I have submitted a case at Intel Premiere Support, and the reply is: “OSPRay is under active development and has its own Support path though https://github.com/ospray/OSPRay/issues and not IPS. Please use the github site to report your issue to the OSPRay development team.”

After I provided the IPS team with a bit more information, the follow up reply is still that I should try to “work with the OSPRay team.” The IPS engineer stated further that “If there is a CPU issue the OSPRay team will work thru our internal channels to resolve any issues. If you wish, please provide a tracking number from the OSPRay team and we will record and track their work if you provide us updates. Unfortunately, we don’t have visibility into their development system.”
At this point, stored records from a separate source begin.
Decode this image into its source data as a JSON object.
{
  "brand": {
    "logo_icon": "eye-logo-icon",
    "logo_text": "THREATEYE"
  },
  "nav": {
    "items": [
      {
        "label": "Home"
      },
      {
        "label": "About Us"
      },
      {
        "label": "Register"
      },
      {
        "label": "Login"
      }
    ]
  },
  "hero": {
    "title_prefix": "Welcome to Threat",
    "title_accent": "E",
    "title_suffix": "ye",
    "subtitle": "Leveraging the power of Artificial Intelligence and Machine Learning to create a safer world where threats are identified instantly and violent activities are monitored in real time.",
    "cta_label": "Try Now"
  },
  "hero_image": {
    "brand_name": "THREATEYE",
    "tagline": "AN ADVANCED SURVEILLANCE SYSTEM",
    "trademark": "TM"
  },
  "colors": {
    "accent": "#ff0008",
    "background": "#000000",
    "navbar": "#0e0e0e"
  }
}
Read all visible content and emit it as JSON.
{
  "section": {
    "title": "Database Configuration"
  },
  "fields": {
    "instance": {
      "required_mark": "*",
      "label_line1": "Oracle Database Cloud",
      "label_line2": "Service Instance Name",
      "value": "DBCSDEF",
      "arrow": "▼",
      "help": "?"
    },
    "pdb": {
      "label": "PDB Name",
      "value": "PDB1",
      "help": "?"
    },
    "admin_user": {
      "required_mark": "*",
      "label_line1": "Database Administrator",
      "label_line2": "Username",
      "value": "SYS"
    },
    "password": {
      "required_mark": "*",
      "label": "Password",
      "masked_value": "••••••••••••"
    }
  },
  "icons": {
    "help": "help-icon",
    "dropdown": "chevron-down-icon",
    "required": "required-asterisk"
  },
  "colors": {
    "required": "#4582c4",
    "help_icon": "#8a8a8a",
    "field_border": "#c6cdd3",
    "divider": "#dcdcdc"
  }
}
I can advise that since our last input to IPS, we have updated our BIOS with latest micro-codes and also updated our Windows 10 with the latest Microsoft updates. Several systems are now in test, some are running over 24 hours so far, and some already more than 48 hours. Maybe this is positive.

Anyways, any advice, suggestions or comments on this are appreciated.

Thanks.

jeffamstutz commented 4 years ago

I'm not sure what to do about this: we don't do anything special wrt what CPU is being used. We only activate code paths based on what ISA features are available (e.g. AVX/AVX2/AVX512), so I don't think there's anything we can do here. The app you are using (ospTutorialBouncingSpheres) was intended as a sample way of using the OSPRay API, as OSPRay is a library intended for application developers who want to embed interactive 3D rendering in their application. I would also imagine that 12+ hour rendering jobs (i.e. running our tutorial for that long) is better suited for Xeon-class server CPUs (w/ ECC memory, for example), but I am not an expert on those kinds of details.

johguenther commented 4 years ago

Just some idea: it could be a hardware issue like an insufficient power supply (which is triggered by heavy CPU use) or faulty memory. Your could try https://en.wikipedia.org/wiki/Prime95#Use_for_stress_testing or https://www.memtest86.com/ to double check.

Micros-DJB commented 4 years ago

To jeffamstutz - thanks for the insights into what can or can't be done within this app/group. I was not really expecting that there would be much that could be done, but was following up on the Intel Premiere Support group's suggestion.

We did in fact find a glitch in the IMVP8 power supply when operating under extreme switching conditions, and made adjustments to the power supply chipset compensation network which solved the spontaneous reboot. So the comments by johguenther were definitely in the ballpark.

Sorry to not have updated sooner, and thanks for the consideration to the issue and the suggestions provided.